In these circumstances, I adjourned Breach 3 to be determined, by the trial judge, after the conclusion of the trial.
Similar reasons pertained in relation to my adjournment of Breach 6. One of the issues arising out of Breach 6 is whether the so-called “Annex A” letters constitute compliance with the Inter Partes Freezing Order. That is a matter capable of determination now. However, an anterior issue was whether asset documents responsive to paragraph 18 of the order actually exist. (Footnote: 5) This, albeit to a lesser extent than in the case of Breach 3, seemed to me during the course of submissions, to be better adjourned to the conclusion of the trial as it seems to me to potentially encroach on issues being determined at trial.
Breach 5
Breach 5 was the subject of a further application by the Claimant. Essentially, as regards aspects of paragraph 15 of the Inter Partes Freezing Order, the Claimant sought an unless
order repeating this pre-existing requirement, (Footnote: 6) but with a different time-scale for compliance (i.e. a prospective one), and with an additional sanction for (potential future) breach, namely the strike-out of Mr. Camilleri’s Defence.
I have no doubt that such a course is procedurally inappropriate. It is wrong for the same party (Mr. Camilleri) at one and the same time:
To be in continuing breach of a past order; and
To have a fresh order imposed repeating the prior order and obliging him prospectively and with new sanction to do the same thing he has not done (and continues not to do) in breach of the past order.
Accordingly, I required an election from the Claimant, either to continue with the provisions of the Inter Partes Freezing Order as they stood or else to abrogate those provisions and replace them with a new order.
The course that was adopted was to prospectively rescind the provisions of paragraph 15 of the Inter Partes Freezing Order, to the extent they had not been complied with, and insert these provisions in a fresh order, with a penal notice, and in the form of an “unless order”, with a prospective date for compliance. Accordingly, I regard Breach 5 as a breach that is in the past, ceasing with the new order I made, and not a continuing breach of the Inter Partes Freezing Order.

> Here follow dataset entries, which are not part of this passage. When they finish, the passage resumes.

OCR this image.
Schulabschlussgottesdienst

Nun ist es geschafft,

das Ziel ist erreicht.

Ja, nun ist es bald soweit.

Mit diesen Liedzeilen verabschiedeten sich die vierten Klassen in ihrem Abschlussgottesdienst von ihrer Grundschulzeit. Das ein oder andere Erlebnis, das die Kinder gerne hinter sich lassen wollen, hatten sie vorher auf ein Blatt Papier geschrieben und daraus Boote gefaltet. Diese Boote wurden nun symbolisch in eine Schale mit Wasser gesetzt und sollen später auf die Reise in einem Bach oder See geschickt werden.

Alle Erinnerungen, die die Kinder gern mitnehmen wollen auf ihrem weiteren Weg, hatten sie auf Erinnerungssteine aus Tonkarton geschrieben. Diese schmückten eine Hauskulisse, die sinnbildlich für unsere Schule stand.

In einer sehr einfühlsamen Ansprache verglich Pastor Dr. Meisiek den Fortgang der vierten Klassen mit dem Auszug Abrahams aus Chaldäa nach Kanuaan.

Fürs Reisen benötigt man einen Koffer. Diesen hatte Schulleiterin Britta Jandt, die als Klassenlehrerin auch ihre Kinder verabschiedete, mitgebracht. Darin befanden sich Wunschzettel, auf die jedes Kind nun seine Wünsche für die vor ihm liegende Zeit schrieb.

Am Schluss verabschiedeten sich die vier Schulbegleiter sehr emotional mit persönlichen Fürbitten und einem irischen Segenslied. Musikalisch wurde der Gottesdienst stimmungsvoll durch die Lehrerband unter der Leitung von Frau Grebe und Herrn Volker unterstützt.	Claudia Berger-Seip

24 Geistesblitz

CONTENTIONS BETWEEN THE PARTIES
Mr. Camilleri did not seek to dispute the factual allegations underlying Breaches 1, 2, 4, 5 and 7. These were admitted, as is clear from the written submissions of Mr. Camilleri. (Footnote: 7) However, although Mr. Camilleri did, through his counsel, address me on the question of mitigation, mitigation was not Mr. Camilleri’s primary point.
Mr. Camilleri’s primary point was that the breaches of the Inter Partes Committal Order were, for the most part, so de minimis that they should not have been brought. Paragraph 10 of Mr. Camilleri’s written submissions stated:
“An application to commit is one of the most serious applications that comes before the Court, the respondent’s liberty being at stake. Such an application should not be made unless it is truly
needed…”
It was contended that the application to commit in respect of Breaches 1, (Footnote: 8) 2 (Footnote: 9) and 4 (Footnote: 10) should never have been made. As regards the two other breaches before the court:
It was accepted that Breach 5 is, “perhaps, more than a technical contempt but is not such that warrants any punishment”. (Footnote: 11)
It was accepted that Breach 7 “amounts to a breach of the [Inter Partes Freezing Order], but not one that should attract any real punishment”. (Footnote: 12)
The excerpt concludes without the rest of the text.